De otro modo, cuando la inadecuación entre las condiciones de aplicación del concepto y el cuerpo se considera un problema del cuerpo, se lo aparta, se lo margina, se lo excluye de la condición de ciudadanía, se lo enajena de la posibilidad de ejercicio de sus derechos. Para contrarrestar esta abyección debemos romper ese etiquetamiento y ese círculo de justificaciones de la subjetividad hegemónica. La opresión no es sólo una cuestión de género, pero no podemos omitir la consideración del género de cualquier movimiento emancipatorio. Si al construir este movimiento repetimos el ritual de la exclusión, creo que hemos aprendido muy poco.


Porque el otro, la otra, lxs otrxs y quizás cada unx de nosotrxs mismxs por virtud del inconciente, somos ese abismo insondable de lo que nunca terminamos de conocer, de lo que nunca concluye por definirse, aquello que no revela su fondo y no puede encerrarse en palabras, la imposible referencia, lo que no tiene nombre.

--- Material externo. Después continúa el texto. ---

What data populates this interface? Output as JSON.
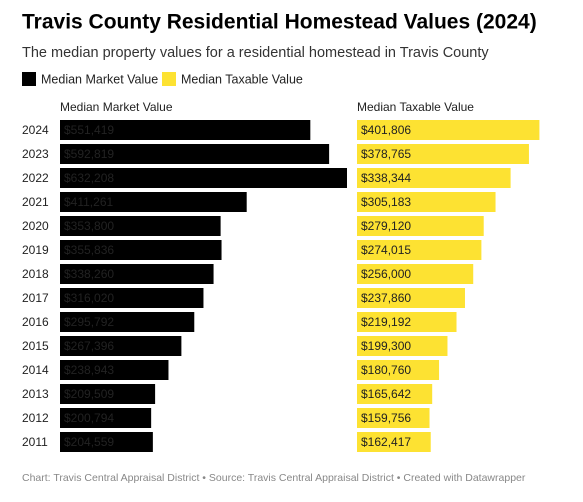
{
  "chart_data": {
    "type": "bar",
    "title": "Travis County Residential Homestead Values (2024)",
    "subtitle": "The median property values for a residential homestead in Travis County",
    "footer": "Chart: Travis Central Appraisal District • Source: Travis Central Appraisal District • Created with Datawrapper",
    "categories": [
      "2024",
      "2023",
      "2022",
      "2021",
      "2020",
      "2019",
      "2018",
      "2017",
      "2016",
      "2015",
      "2014",
      "2013",
      "2012",
      "2011"
    ],
    "series": [
      {
        "name": "Median Market Value",
        "color": "#000000",
        "values": [
          551419,
          592819,
          632208,
          411261,
          353800,
          355836,
          338260,
          316020,
          295792,
          267396,
          238943,
          209509,
          200794,
          204559
        ],
        "value_labels": [
          "$551,419",
          "$592,819",
          "$632,208",
          "$411,261",
          "$353,800",
          "$355,836",
          "$338,260",
          "$316,020",
          "$295,792",
          "$267,396",
          "$238,943",
          "$209,509",
          "$200,794",
          "$204,559"
        ]
      },
      {
        "name": "Median Taxable Value",
        "color": "#fde232",
        "values": [
          401806,
          378765,
          338344,
          305183,
          279120,
          274015,
          256000,
          237860,
          219192,
          199300,
          180760,
          165642,
          159756,
          162417
        ],
        "value_labels": [
          "$401,806",
          "$378,765",
          "$338,344",
          "$305,183",
          "$279,120",
          "$274,015",
          "$256,000",
          "$237,860",
          "$219,192",
          "$199,300",
          "$180,760",
          "$165,642",
          "$159,756",
          "$162,417"
        ]
      }
    ]
  }
}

(1) Una versión preliminar de esta ponencia fue presentada con el título “Lo que no tiene nombre” en la mesa sobre “Identidades sexo-políticas” del II Encuentro Nacional de Escritor@s “Disidencia sexual e identidades sexuales y genéricas”, de la Universidad Autónoma de la Ciudad de México, 27 a 29 de octubre de 2005. Esta es una versión abreviada de la que con el actual nombre se presentó en el panel “Multiplicidad de géneros o la ruptura del binarismo” en el Foro de Psicoanálisis y Género: Público y Privado. Género y políticas de la intimidad. Buenos Aires, agosto de 2006.